Quem aposta: Sylvio Monteiro ou Professor Assis (foto)? Pois é, apesar de que o pessoal do Assis está trabalhando no estilo “come quieto”, o atual Presidente mostra as cartas. Não para de negociar com seus pares para garantir 11 votos. Segundo uma fonte, ele tem 13. Se der uma dissidência, ganha assim mesmo. Quem aposta?

Embate II
E pelos lados da Assembleia Legislativa do Paraná outro embate se avizinha: O pessoal do PMDB quer a presidência da Casa, já cobiçada por Ratinho Junior, cuja coligação é dona de 12 cadeiras.
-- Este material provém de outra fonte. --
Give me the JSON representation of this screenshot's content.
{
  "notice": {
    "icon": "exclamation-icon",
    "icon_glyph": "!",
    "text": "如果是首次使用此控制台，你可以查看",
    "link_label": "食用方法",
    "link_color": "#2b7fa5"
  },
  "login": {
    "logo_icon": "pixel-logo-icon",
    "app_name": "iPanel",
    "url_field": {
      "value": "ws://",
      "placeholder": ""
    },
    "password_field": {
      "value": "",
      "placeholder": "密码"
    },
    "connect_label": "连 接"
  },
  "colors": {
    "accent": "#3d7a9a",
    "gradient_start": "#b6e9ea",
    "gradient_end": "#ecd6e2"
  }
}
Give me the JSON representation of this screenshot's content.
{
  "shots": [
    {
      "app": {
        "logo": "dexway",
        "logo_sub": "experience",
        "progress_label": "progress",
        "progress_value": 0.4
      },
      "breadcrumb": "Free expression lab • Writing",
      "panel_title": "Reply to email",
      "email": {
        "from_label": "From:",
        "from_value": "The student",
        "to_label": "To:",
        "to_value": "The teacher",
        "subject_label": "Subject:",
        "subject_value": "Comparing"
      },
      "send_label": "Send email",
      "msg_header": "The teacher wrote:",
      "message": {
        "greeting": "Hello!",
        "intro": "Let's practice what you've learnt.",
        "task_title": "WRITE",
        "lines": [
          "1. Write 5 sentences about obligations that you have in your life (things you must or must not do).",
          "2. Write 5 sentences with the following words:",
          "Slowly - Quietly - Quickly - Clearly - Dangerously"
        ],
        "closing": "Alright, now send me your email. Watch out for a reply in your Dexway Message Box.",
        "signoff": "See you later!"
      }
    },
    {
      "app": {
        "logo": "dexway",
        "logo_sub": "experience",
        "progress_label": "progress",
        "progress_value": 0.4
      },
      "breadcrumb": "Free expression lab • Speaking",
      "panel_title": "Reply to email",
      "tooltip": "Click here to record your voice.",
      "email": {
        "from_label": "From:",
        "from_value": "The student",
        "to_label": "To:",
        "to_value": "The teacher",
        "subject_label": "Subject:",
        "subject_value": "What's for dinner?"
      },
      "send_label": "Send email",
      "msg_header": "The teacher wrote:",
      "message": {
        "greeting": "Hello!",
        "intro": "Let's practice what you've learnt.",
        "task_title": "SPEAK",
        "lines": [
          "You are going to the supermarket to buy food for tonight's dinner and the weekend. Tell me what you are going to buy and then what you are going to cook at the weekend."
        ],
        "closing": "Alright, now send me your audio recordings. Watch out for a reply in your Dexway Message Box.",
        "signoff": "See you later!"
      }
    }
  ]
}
Quem tem poder de fogo? Na foto, Ratinho reuniu os deptuados estaduais e so dois feerais da coligação para “acertar os rumos”. Para o partido, a primeira decisão tomada é de garantir a presidência da Assembleia. E a bancada defende o nome de Ratinho Junior para assumir esta responsabilidade.
Foto: Ratinho Jr e deputados da base PSC

Precariedade
O Brasil vai muito bem; nós não precisamos mudar de Governo não; isto é "papo" da oposição; veja aí que "maravilha" está nossa Saúde Pública, da até para comparar com a de alguns Países dos mais pobres da África! Enquanto a presidente Dilma vende uma imagem, o povo vive outra.

Minha casa
O internauta Antonio Bonfim disse que tem uma “minha casa minha vida”, mas que a sua divida é de 30 anos para pagar. “Isso é um financiamento, ela (Dilma) não deu nenhuma casa. Se eu não pagar a Caixa vai me tomar de volta. Assim é fácil, voce financia e o governo leva fama e o banco o leva o lucro”, desabafou

Vamos doar



Convido à todos para doar um brinquedo, mesmo que seja usado na campanha da LOJA DE BRINQUEDO VAZIA do Shopping São José. Parceria com o Lions Clube. Para atender crianças carentes da nossa cidade.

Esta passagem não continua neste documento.